We actually can’t quite believe our solicitor and mortgage broker managed to accomplish what seemed like an impossible task: get the whole sale completed within two months, before the Government bent us over for an extra £8,000 or so in stamp duty.

So I’d like to recommend Amy at Express Mortgages. She’s some kind of a mortgage whisperer, I think. Tell her I sent you.

And Mark Cooper at Brindley Twist Tafft & James Solicitors in Coventry. He appears to be a sorcerer of some description. They’ve both been absolutely amazing.

Always go with recommendations, even if they’re slightly more expensive (in fact, these guys weren’t that expensive). In the end, they’ll pay for themselves. Plus your stress levels will be massively reduced.

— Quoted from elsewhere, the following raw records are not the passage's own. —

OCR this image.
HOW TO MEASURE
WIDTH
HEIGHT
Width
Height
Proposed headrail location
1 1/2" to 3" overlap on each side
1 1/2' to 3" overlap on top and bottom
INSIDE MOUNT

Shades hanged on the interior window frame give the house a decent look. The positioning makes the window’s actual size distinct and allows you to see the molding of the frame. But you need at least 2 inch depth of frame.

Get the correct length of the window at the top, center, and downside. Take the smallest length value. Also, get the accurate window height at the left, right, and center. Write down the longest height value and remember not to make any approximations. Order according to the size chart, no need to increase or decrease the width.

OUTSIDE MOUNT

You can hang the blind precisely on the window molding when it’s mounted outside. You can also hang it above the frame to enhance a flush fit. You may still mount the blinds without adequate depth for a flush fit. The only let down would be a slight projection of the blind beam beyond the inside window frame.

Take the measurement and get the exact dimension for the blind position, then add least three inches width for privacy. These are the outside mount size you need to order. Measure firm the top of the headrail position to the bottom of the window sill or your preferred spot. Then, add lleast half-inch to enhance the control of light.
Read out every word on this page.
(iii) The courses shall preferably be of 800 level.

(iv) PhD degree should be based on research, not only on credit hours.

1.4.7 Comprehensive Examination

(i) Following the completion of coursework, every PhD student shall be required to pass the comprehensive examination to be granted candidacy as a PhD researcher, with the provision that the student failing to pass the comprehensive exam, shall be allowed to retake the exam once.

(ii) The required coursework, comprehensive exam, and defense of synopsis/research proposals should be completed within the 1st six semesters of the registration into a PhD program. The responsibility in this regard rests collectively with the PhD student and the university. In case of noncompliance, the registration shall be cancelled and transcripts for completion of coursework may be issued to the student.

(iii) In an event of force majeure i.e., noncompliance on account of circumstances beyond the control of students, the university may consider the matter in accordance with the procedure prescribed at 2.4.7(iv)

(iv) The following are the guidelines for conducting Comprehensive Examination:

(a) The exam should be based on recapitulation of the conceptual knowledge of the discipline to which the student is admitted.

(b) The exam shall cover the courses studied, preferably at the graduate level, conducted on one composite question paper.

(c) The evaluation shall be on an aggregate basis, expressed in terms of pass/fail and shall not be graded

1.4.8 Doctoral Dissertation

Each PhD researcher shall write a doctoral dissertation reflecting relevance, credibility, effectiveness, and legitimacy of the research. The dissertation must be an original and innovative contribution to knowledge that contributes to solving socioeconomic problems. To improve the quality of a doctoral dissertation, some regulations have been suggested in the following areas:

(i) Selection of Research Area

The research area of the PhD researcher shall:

The only other thing I have to report right now is that it was my birthday at the end of March, and Joe got me a chainsaw. Look:

Chainsaw Win!

Disclaimer: this is a posed photograph with a non-fueled, non-running chainsaw. Do not, under any circumstances, use a chainsaw in this position. Or wearing jeans. Or in any way like this at all. M’kay? Good.

Old Photographs

The landlord at the pub over the road (yep, that’s right beer fans! We have a lovely little village pub right over the road!) gave us some old photographs of The Dingle, which was lovely of him.

This one is from the 1960s, we think. Before the land on the left became somebody else’s land, witha  house and garden. The bottom window in the stone part of the building used to be a door:

1950s

And this one is from earlier – maybe the 1940s. It used to be the village shop, and you can see where there used to be a door and a window in the stone part of the building, and where there used to be a second window in the black and white part of the building. We’ll be putting those windows back in at some point:

1940s

We’ll also be building up the height of the dry-stone wall at the front, and putting the gate back in. And we’re rebuilding the porch in oak frame.